Iveria was an anti-government organ, and wanted to strengthen the national self-consciousness of Georgians against russification and to serve the idea of political independence. Iveria was thematically diverse, covering the issues of labour movement in Georgia and abroad, history, linguistics, ethnography, geography, sociology and more. Much attention was paid to public education issues, the school, teachers, government policies in the field of education, and the education system. Iveria played a special role in the development of Georgian literature and published for many acclaimed authors. The newspaper provided rich information to the readers on contemporary foreign literature, collected and published samples of Georgian folk art etc.

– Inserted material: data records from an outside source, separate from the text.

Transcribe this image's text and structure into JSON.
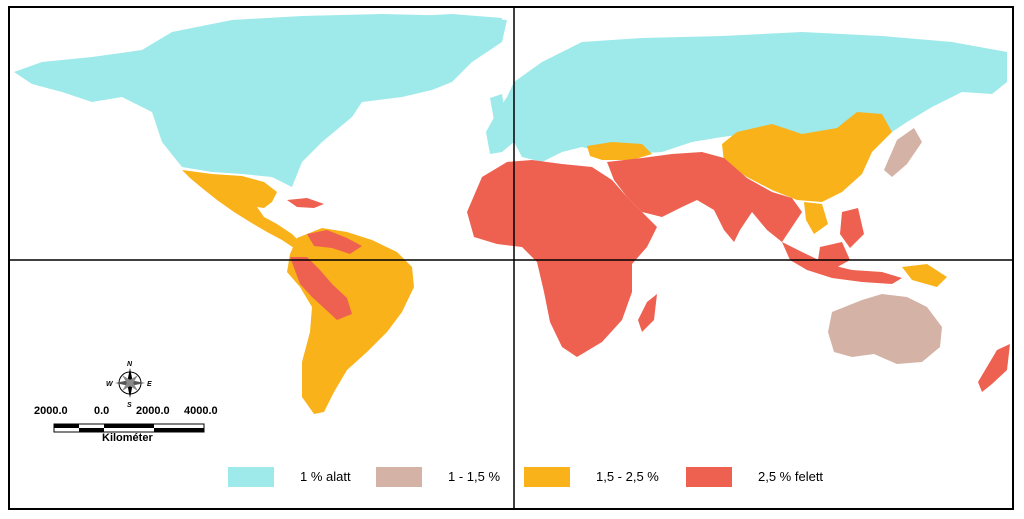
{
  "legend": {
    "items": [
      {
        "label": "1 % alatt",
        "color": "#9ee9ea"
      },
      {
        "label": "1 - 1,5 %",
        "color": "#d4b2a6"
      },
      {
        "label": "1,5 - 2,5 %",
        "color": "#f9b21a"
      },
      {
        "label": "2,5 % felett",
        "color": "#ee6150"
      }
    ]
  },
  "scale_bar": {
    "ticks": [
      "2000.0",
      "0.0",
      "2000.0",
      "4000.0"
    ],
    "unit": "Kilométer"
  },
  "compass": {
    "n": "N",
    "s": "S",
    "e": "E",
    "w": "W"
  },
  "colors": {
    "low": "#9ee9ea",
    "mid_low": "#d4b2a6",
    "mid_high": "#f9b21a",
    "high": "#ee6150",
    "grid": "#000000"
  }
}
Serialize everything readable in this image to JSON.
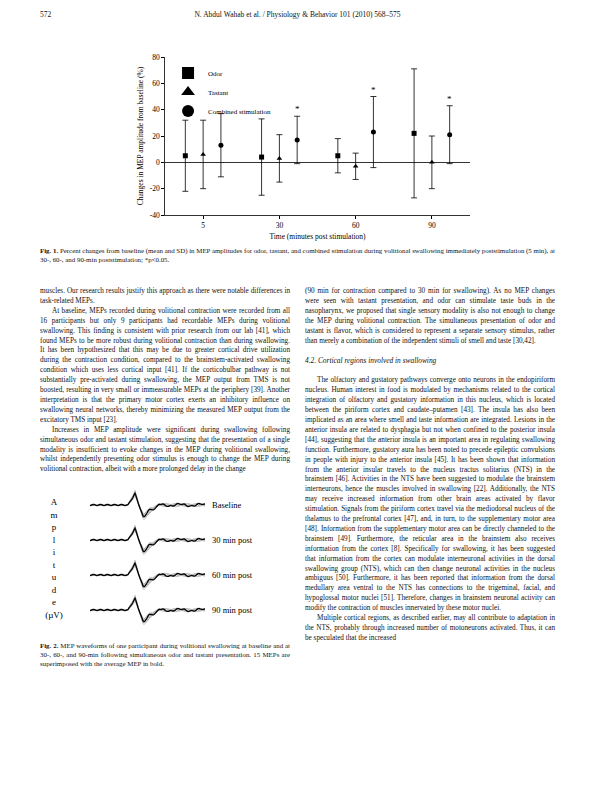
{
  "header": {
    "page": "572",
    "running_title": "N. Abdul Wahab et al. / Physiology & Behavior 101 (2010) 568–575"
  },
  "chart_data": {
    "type": "scatter",
    "x_label": "Time (minutes post stimulation)",
    "y_label": "Changes in MEP amplitude from baseline (%)",
    "categories": [
      "5",
      "30",
      "60",
      "90"
    ],
    "series": [
      {
        "name": "Odor",
        "color": "#000000",
        "marker": "square",
        "values": [
          5,
          4,
          5,
          22
        ],
        "sd": [
          27,
          29,
          13,
          49
        ]
      },
      {
        "name": "Tastant",
        "color": "#000000",
        "marker": "triangle",
        "values": [
          6,
          3,
          -3,
          0
        ],
        "sd": [
          26,
          18,
          10,
          20
        ]
      },
      {
        "name": "Combined stimulation",
        "color": "#000000",
        "marker": "circle",
        "values": [
          13,
          17,
          23,
          21
        ],
        "sd": [
          24,
          18,
          27,
          22
        ]
      }
    ],
    "ylim": [
      -40,
      80
    ],
    "yticks": [
      -40,
      -20,
      0,
      20,
      40,
      60,
      80
    ],
    "legend": "upper left",
    "grid": false,
    "annotations": [
      {
        "category": "30",
        "series": "Combined stimulation",
        "text": "*"
      },
      {
        "category": "60",
        "series": "Combined stimulation",
        "text": "*"
      },
      {
        "category": "90",
        "series": "Combined stimulation",
        "text": "*"
      }
    ]
  },
  "figure1_caption": {
    "label": "Fig. 1.",
    "text": "Percent changes from baseline (mean and SD) in MEP amplitudes for odor, tastant, and combined stimulation during volitional swallowing immediately poststimulation (5 min), at 30-, 60-, and 90-min poststimulation; *p<0.05."
  },
  "left_column": {
    "continued": "muscles. Our research results justify this approach as there were notable differences in task-related MEPs.",
    "paragraphs": [
      "At baseline, MEPs recorded during volitional contraction were recorded from all 16 participants but only 9 participants had recordable MEPs during volitional swallowing. This finding is consistent with prior research from our lab [41], which found MEPs to be more robust during volitional contraction than during swallowing. It has been hypothesized that this may be due to greater cortical drive utilization during the contraction condition, compared to the brainstem-activated swallowing condition which uses less cortical input [41]. If the corticobulbar pathway is not substantially pre-activated during swallowing, the MEP output from TMS is not boosted, resulting in very small or immeasurable MEPs at the periphery [39]. Another interpretation is that the primary motor cortex exerts an inhibitory influence on swallowing neural networks, thereby minimizing the measured MEP output from the excitatory TMS input [23].",
      "Increases in MEP amplitude were significant during swallowing following simultaneous odor and tastant stimulation, suggesting that the presentation of a single modality is insufficient to evoke changes in the MEP during volitional swallowing, whilst independently presenting odor stimulus is enough to change the MEP during volitional contraction, albeit with a more prolonged delay in the change"
    ]
  },
  "figure2": {
    "y_label_lines": [
      "A",
      "m",
      "p",
      "l",
      "i",
      "t",
      "u",
      "d",
      "e",
      "(µV)"
    ],
    "traces": [
      "Baseline",
      "30 min post",
      "60 min post",
      "90 min post"
    ],
    "caption": {
      "label": "Fig. 2.",
      "text": "MEP waveforms of one participant during volitional swallowing at baseline and at 30-, 60-, and 90-min following simultaneous odor and tastant presentation. 15 MEPs are superimposed with the average MEP in bold."
    }
  },
  "right_column": {
    "continued": "(90 min for contraction compared to 30 min for swallowing). As no MEP changes were seen with tastant presentation, and odor can stimulate taste buds in the nasopharynx, we proposed that single sensory modality is also not enough to change the MEP during volitional contraction. The simultaneous presentation of odor and tastant is flavor, which is considered to represent a separate sensory stimulus, rather than merely a combination of the independent stimuli of smell and taste [30,42].",
    "section_heading": "4.2. Cortical regions involved in swallowing",
    "paragraphs": [
      "The olfactory and gustatory pathways converge onto neurons in the endopiriform nucleus. Human interest in food is modulated by mechanisms related to the cortical integration of olfactory and gustatory information in this nucleus, which is located between the piriform cortex and caudate–putamen [43]. The insula has also been implicated as an area where smell and taste information are integrated. Lesions in the anterior insula are related to dysphagia but not when confined to the posterior insula [44], suggesting that the anterior insula is an important area in regulating swallowing function. Furthermore, gustatory aura has been noted to precede epileptic convulsions in people with injury to the anterior insula [45]. It has been shown that information from the anterior insular travels to the nucleus tractus solitarius (NTS) in the brainstem [46]. Activities in the NTS have been suggested to modulate the brainstem interneurons, hence the muscles involved in swallowing [22]. Additionally, the NTS may receive increased information from other brain areas activated by flavor stimulation. Signals from the piriform cortex travel via the mediodorsal nucleus of the thalamus to the prefrontal cortex [47], and, in turn, to the supplementary motor area [48]. Information from the supplementary motor area can be directly channeled to the brainstem [49]. Furthermore, the reticular area in the brainstem also receives information from the cortex [8]. Specifically for swallowing, it has been suggested that information from the cortex can modulate interneuronal activities in the dorsal swallowing group (NTS), which can then change neuronal activities in the nucleus ambiguus [50]. Furthermore, it has been reported that information from the dorsal medullary area ventral to the NTS has connections to the trigeminal, facial, and hypoglossal motor nuclei [51]. Therefore, changes in brainstem neuronal activity can modify the contraction of muscles innervated by these motor nuclei.",
      "Multiple cortical regions, as described earlier, may all contribute to adaptation in the NTS, probably through increased number of motoneurons activated. Thus, it can be speculated that the increased"
    ]
  }
}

In 1881, another influential publication Droeba was merged into Iveria as one publication.

==Editors-in-chief==
- Ilia Chavchavadze (1877-1902)
- Sergei Meskhi (1881, after merging with the newspaper Droeba)
- Ivane Machabeli (1882–1884)
- Alexander Sarajishvili (1902-1903)
- Grigol Kipshidze (1903–1905)
- Philip Gogichaishvili (1906)

==Relaunch==
On February 20, 1989, the newspaper Iveria was restored by Zurab Chavchavadze and was periodically published as a newspaper of the Ilia Chavchavadze Society until 1997.

==Sources==
- Khutsishvili S., Georgian Soviet Encyclopedia, Vol. 5, Tbilisi, 1980. p. 94.